DS: So how is the brain going to ask the question?

K: It is asking it because it says, 'I have seen through that.' Now it asks, 'Is there, not more satisfaction, but is there a way of living which is non-fragmentary, which is holistic?'

DS: And that question is asked holistically.

K: No.

DS: No?

K: Not yet. Is there?

DS: That is what I am having trouble with-where that question is coming from. You say it is not satisfaction, it is not holistic. What brain is producing this question?

K: Because it says, 'I see very clearly the wastage of energy.'

Q2: The question is asked not from the brain, but from the heart.

K: Oh no, sir!

PJ: The very fact of your saying that it has seen through the whole problem of fragmentation-the very seeing of that whole...

K: ...is the ending of it.

PJ: Is that holistic?

K: The ending of it-that is holistic.

PJ: Is the seeing of the source of fragmentation itself holistic?

K: That is holistic.

PYD: But your question remains unanswered.

DS: No. That would be the answer, and I think it is a holistic question.

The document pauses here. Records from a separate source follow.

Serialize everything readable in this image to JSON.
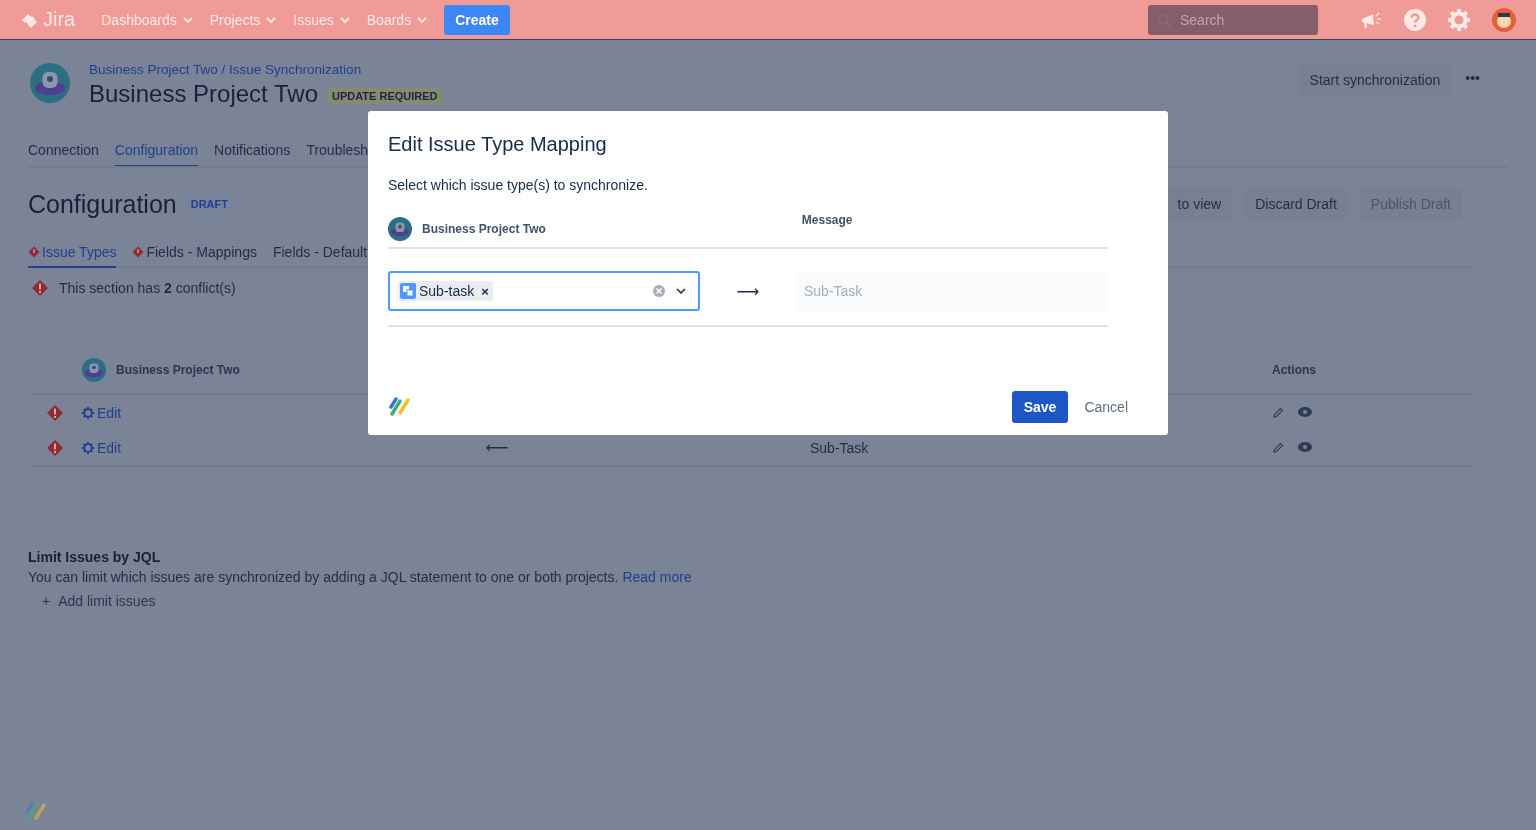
{
  "topbar": {
    "logo": "Jira",
    "nav": [
      {
        "label": "Dashboards"
      },
      {
        "label": "Projects"
      },
      {
        "label": "Issues"
      },
      {
        "label": "Boards"
      }
    ],
    "create": "Create",
    "search": {
      "placeholder": "Search"
    }
  },
  "header": {
    "breadcrumb": "Business Project Two / Issue Synchronization",
    "title": "Business Project Two",
    "badge": "UPDATE REQUIRED",
    "action": "Start synchronization",
    "more": "•••"
  },
  "tabs": [
    {
      "label": "Connection",
      "selected": false
    },
    {
      "label": "Configuration",
      "selected": true
    },
    {
      "label": "Notifications",
      "selected": false
    },
    {
      "label": "Troublesh",
      "selected": false
    }
  ],
  "section": {
    "title": "Configuration",
    "badge": "DRAFT",
    "buttons": [
      {
        "label": "to view",
        "disabled": false
      },
      {
        "label": "Discard Draft",
        "disabled": false
      },
      {
        "label": "Publish Draft",
        "disabled": true
      }
    ]
  },
  "subtabs": [
    {
      "label": "Issue Types",
      "selected": true,
      "conflict": true
    },
    {
      "label": "Fields - Mappings",
      "selected": false,
      "conflict": true
    },
    {
      "label": "Fields - Default",
      "selected": false,
      "conflict": false
    }
  ],
  "conflict_notice": "This section has **2** conflict(s)",
  "table": {
    "columns": [
      "Business Project Two",
      "Actions"
    ],
    "rows": [
      {
        "conflict": true,
        "edit": "Edit"
      },
      {
        "conflict": true,
        "edit": "Edit",
        "arrow": "⟵",
        "target": "Sub-Task"
      }
    ]
  },
  "jql": {
    "title": "Limit Issues by JQL",
    "text": "You can limit which issues are synchronized by adding a JQL statement to one or both projects.",
    "link": "Read more",
    "add_icon": "+",
    "add": "Add limit issues"
  },
  "modal": {
    "title": "Edit Issue Type Mapping",
    "description": "Select which issue type(s) to synchronize.",
    "left_header": "Business Project Two",
    "right_header": "Message",
    "tags": [
      {
        "label": "Sub-task",
        "remove": "×"
      }
    ],
    "arrow": "⟶",
    "target": {
      "value": "Sub-Task",
      "disabled": true
    },
    "buttons": [
      {
        "label": "Save",
        "primary": true
      },
      {
        "label": "Cancel",
        "primary": false
      }
    ]
  }
}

K: But she asked a much more complex question, which is: does the holistic brain contain the past?

PJ: Totality.

K: The essence of the past. Not the totality of the past, but the essence of the past, the juice of it, sucking everything out of the past. What does that mean? The past is nothing. But such a brain can use the past. So now I am concerned with my life, with one's life, actual, daily, beastly, fragmentarily stupid life. And I ask, 'Can that be transformed?' Not into greater satisfaction. Can that structure end itself? Not by an imposition of something higher, which is just another trick. I say it can, if you know, if you are capable of observing without the observer. So the brain can transform itself. That is meditation, not all the nonsense that goes on. The essence is the whole. In fragmentation, there is no essence of anything. How do you put this across, analytically, psychotherapeutically?